Ele ainda estava no ínicio do segundo ano de faculdade quando tomou a decisão, mas o repúdio de seu pai foi tamanho que decidiu cortar a mesada do filho. Carlos não esbravejou, senão por um discurso de desapego material, onde chamou seu pai de “burguês opressor”. Perdeu também o dinheiro para o aluguel da república. Nada que abalasse as convicções do jovenzinho, afinal, a comida do bandejão e um pequeno espaço no alojamento era só o que ele precisava naquele momento.

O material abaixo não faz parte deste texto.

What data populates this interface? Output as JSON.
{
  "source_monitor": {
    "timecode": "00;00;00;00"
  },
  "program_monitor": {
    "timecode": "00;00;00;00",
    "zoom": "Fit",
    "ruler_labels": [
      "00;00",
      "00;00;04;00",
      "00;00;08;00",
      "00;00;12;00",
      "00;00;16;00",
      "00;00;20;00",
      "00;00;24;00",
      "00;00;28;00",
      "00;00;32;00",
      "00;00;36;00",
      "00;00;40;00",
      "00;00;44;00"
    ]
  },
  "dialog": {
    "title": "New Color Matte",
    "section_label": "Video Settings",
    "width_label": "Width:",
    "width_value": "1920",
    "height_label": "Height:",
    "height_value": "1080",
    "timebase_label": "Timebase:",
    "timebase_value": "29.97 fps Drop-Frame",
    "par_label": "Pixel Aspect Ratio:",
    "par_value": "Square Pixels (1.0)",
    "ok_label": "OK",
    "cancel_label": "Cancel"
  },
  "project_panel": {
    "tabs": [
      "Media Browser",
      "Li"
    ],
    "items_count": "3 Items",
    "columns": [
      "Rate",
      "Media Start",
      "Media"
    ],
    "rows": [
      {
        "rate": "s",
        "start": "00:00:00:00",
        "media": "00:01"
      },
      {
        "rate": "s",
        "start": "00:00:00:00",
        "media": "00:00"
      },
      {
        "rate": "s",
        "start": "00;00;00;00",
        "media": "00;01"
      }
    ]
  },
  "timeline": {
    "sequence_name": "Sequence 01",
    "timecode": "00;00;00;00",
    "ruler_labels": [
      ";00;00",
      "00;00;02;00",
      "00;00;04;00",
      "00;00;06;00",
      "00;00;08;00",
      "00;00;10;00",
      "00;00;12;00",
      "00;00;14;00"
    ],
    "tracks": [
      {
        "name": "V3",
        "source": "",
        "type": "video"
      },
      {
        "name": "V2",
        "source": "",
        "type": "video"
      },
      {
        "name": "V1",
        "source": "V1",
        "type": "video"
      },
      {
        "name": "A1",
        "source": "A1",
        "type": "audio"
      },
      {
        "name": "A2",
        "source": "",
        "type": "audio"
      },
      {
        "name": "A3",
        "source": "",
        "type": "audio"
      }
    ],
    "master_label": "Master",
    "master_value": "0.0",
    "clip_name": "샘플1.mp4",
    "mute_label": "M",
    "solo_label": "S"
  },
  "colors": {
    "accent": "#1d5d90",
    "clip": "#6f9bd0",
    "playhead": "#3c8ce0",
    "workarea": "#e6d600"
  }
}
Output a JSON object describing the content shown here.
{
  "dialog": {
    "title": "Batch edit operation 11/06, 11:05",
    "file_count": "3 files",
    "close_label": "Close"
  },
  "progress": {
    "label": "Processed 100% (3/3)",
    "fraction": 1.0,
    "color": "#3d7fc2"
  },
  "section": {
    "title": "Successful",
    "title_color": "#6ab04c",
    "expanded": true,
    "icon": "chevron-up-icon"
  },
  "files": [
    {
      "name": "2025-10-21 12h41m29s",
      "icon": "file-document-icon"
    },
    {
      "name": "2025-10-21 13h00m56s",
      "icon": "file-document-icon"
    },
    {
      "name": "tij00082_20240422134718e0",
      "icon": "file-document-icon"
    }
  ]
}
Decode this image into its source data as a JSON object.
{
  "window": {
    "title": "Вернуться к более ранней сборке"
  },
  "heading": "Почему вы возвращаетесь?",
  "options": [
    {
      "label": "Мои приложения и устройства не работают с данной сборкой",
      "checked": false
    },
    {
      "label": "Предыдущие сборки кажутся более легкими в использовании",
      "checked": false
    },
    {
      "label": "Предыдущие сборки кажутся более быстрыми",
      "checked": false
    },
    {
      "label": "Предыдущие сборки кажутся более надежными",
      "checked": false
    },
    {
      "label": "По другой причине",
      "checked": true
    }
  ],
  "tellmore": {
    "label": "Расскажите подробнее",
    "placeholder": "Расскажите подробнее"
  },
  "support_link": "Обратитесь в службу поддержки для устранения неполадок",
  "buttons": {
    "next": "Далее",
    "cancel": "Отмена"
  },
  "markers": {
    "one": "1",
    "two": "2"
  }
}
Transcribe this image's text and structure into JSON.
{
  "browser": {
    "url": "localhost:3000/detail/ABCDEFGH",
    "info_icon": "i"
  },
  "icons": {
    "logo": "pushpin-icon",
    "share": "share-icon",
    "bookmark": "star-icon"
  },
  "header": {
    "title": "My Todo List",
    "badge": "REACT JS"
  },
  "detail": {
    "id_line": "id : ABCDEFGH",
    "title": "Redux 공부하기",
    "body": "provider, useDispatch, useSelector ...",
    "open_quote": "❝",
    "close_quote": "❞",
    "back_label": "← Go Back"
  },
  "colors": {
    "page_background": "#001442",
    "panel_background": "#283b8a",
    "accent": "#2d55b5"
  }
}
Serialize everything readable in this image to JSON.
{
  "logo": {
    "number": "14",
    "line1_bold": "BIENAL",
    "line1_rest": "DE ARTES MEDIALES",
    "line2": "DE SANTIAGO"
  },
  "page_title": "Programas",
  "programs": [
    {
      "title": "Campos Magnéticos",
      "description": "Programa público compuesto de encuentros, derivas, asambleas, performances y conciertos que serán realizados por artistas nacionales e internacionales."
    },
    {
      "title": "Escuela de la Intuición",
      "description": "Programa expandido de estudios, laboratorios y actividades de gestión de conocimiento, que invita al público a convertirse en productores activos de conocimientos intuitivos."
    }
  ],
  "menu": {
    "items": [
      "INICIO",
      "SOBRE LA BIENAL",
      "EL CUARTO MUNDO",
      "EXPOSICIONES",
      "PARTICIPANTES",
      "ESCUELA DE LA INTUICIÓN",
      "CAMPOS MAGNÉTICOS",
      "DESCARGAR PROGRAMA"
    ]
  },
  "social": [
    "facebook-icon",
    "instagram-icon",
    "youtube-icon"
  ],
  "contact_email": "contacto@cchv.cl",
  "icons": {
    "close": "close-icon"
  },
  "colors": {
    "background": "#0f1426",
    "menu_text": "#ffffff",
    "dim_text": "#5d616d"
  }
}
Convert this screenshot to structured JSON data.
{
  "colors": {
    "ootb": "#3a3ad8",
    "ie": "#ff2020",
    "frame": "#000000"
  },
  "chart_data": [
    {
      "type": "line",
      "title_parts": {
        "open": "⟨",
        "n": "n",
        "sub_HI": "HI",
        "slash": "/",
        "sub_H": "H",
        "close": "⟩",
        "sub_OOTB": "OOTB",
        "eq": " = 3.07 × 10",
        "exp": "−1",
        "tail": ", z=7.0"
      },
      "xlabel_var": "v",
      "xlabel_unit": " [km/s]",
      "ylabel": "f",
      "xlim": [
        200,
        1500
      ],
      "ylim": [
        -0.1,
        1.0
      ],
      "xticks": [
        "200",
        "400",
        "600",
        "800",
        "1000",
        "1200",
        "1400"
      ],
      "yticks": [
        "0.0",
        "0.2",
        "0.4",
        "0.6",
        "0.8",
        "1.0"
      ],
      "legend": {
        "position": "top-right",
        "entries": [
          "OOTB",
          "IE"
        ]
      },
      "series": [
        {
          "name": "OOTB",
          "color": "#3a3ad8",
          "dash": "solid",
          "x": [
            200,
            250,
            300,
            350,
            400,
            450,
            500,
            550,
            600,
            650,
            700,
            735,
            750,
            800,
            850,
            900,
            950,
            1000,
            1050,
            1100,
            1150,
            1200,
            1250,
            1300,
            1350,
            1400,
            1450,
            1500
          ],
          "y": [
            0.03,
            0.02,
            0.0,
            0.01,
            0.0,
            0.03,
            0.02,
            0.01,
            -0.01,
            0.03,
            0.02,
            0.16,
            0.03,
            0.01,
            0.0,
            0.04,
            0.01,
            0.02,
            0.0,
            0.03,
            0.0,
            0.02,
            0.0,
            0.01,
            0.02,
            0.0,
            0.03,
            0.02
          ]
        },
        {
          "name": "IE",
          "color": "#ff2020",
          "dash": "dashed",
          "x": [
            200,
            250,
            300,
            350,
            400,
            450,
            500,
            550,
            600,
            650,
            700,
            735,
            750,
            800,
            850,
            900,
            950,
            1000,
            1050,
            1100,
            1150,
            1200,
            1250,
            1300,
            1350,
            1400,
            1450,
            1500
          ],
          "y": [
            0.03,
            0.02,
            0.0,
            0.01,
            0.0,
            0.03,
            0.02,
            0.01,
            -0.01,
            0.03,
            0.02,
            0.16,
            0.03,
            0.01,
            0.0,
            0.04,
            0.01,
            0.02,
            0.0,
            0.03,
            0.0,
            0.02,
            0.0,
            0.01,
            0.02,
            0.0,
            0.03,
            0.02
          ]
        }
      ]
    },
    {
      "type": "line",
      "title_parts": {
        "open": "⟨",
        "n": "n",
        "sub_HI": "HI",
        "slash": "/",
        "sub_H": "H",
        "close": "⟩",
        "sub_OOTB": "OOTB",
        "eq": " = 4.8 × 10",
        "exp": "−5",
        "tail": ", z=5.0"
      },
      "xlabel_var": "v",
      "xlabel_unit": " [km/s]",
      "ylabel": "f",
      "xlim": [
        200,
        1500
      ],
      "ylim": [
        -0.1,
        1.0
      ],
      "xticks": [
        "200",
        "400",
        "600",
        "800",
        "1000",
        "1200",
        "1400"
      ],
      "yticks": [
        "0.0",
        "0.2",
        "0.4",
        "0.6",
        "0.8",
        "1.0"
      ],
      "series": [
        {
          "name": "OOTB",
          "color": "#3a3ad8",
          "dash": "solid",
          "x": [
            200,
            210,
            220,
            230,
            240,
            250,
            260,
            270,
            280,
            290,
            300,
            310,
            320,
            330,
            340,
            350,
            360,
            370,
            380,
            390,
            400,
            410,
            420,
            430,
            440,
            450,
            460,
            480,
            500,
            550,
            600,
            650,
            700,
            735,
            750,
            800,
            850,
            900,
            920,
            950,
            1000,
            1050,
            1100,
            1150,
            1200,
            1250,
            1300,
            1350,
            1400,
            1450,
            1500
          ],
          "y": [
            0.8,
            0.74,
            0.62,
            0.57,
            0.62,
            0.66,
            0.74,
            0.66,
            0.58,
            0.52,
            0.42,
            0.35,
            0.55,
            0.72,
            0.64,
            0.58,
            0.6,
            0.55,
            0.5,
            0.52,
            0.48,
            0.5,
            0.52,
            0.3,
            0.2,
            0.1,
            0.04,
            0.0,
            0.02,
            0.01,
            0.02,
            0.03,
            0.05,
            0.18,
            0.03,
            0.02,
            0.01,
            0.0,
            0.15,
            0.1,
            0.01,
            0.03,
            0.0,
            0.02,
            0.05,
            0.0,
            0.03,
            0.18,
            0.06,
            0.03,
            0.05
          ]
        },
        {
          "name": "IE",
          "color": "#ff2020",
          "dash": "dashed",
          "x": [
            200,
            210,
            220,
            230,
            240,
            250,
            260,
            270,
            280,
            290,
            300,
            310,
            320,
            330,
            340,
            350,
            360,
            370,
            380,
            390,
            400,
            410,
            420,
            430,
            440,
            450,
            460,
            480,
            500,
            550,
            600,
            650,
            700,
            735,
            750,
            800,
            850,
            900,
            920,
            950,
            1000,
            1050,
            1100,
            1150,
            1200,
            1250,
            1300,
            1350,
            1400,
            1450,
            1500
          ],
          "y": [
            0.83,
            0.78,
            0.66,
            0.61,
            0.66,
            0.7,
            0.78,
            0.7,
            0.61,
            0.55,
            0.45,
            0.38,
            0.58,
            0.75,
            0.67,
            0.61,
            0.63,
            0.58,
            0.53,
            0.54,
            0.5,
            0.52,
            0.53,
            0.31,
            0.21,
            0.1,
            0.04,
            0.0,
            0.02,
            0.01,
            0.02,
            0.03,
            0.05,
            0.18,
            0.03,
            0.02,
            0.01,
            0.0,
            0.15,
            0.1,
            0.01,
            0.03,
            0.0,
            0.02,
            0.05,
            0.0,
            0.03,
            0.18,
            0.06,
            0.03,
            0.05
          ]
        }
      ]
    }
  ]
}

No curso de Sociais, Carlos encontrou-se. No entanto, seu espírito intempestivo continuava a lhe causar problema com os professores, e agora isso tinha impacto direto na nota. Além disso, ele estava interessado mesmo era nas atividades extra-classe, e foi assim que começou a formar sua força de liderança estudantil. Tinha discurso eloqüente, embora comumente sonolento e invariavelmente idealista demais. Ajudava a ele o seu charme e, a despeito das barbas, sua elegância. Era popular entre as estudantes, sobretudo as bixetes. Como ele obviamente nunca daria conta de todas, apesar de sua fama de pegador, o grande número de mulheres que o rodeavam atraía também aos homens, que aproveitavam a oportunidade para escapar da sala de aula.
Logo, sua chapa estava formada, basicamente composta por bixos-vermelhinhos-em-potencial, jovenzinhas recém-encantadas e a rapaziada do truco.